Speaking to an estimated 8,000 members of the Silesian League of Expellees gathered for an annual rally at the northern city of Hanover, Kohl said that mainly Polish families now live in Silesia, the mineral-rich former German province that now makes up the the southwestern part of Poland. For the Polish inhabitants, Kohl said, the province has become home.
“We will respect this and not question it,” he said. “Any unilateral change in the existing European borders is for us out of the question.”
Kohl’s decision to become the first chancellor in 20 years to address the Silesian expellees was condemned throughout the East Bloc. When the group originally intended to use as its official motto for the meeting, “Forty years of banishment--Silesia remains ours,” Kohl threatened not to show up.
Kohl’s appearance at the rally was also politically embarrassing. Many of the expellees’ most outspoken representatives are from his own conservative Christian Democratic Union.
The chancellor reiterated the West German legal position that the final decision on disposition of the lost German territories can only be resolved in a peace treaty that has not yet been signed to formally end the war. The West German view is based on the decision of the victorious wartime allies to place Silesia under Polish “administration” pending a formal settlement in a peace treaty. Kohl said that West Germany’s East European neighbors should not feel threatened by Bonn’s legal position.
He called for improved cooperation and intensified cultural exchange with Poland.
Kohl was greeted with applause when he entered the large congress hall at Hanover’s sprawling industrial fairgrounds, but he was subjected to whistles, jeers and booing as his speech progressed.
Silesia Disputed
Signs saying “Silesia Is German” and “Silesia Belongs to Us” were visible in the crowd, and ushers quickly pulled down a banner unfurled by a group of young infiltrators proclaiming, “Silesia Remains Polish.”
After Germany lost most of Silesia to advancing Soviet troops at the end of the war, about 2 million Silesians were among the estimated 13 million Germans driven from all of the Reich’s eastern regions in one of the largest forced migrations in Europe. About 2 million died of starvation, disease or were killed in the trek west.
The majority of the expellees resettled in West Germany and today, one in five of the country’s 58 million Germans stem from an expellee’s family.
The successful integration of the expellees into West German society has long been judged one of the great successes of post-war German democracy.

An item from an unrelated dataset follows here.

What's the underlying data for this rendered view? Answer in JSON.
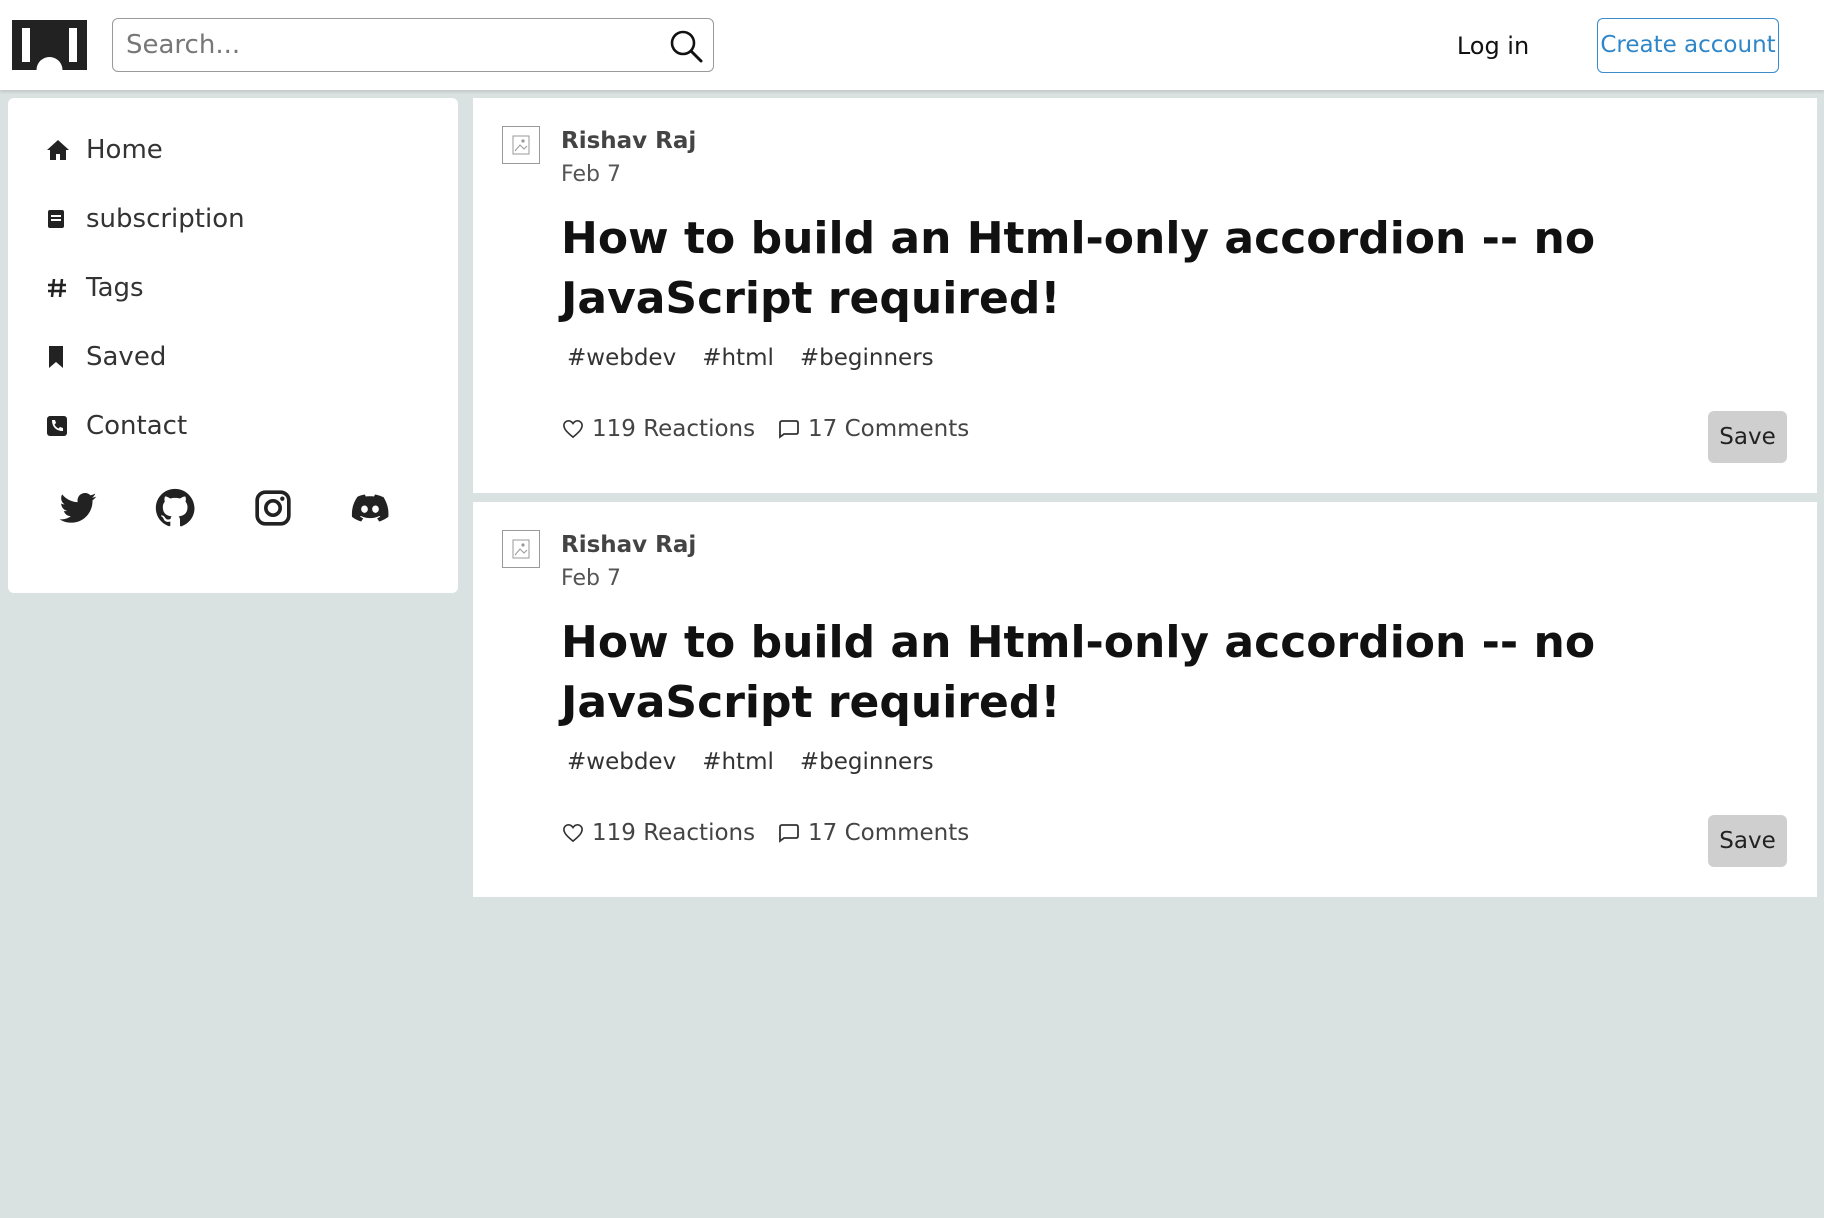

However, in the last few years, the long-dormant groups of expellees have become increasingly vocal with claims that their homeland remains German.
The chairman of the Silesian League, Herbert Hupka, member of Parliament from Kohl’s party, was received with wild applause when he declared, “Germany is not just the Federal Republic.”
The revival of such sentiments have severely strained Bonn’s already difficult relations with Eastern Europe and the Soviet Union.
The jeering reception Kohl received is highly unusual for a German chancellor and was initially seen as a further blow to his sagging political image at home.
His words were also received skeptically in Moscow and Warsaw.
The Soviet news agency Tass, noting Kohl’s statement that only a peace treaty could determine the permanent fate of Silesia, said his speech reflected the contradictions of his country’s policies toward the East.
The Polish government said that Kohl’s words only confirmed that he still believes a prewar Germany can exist.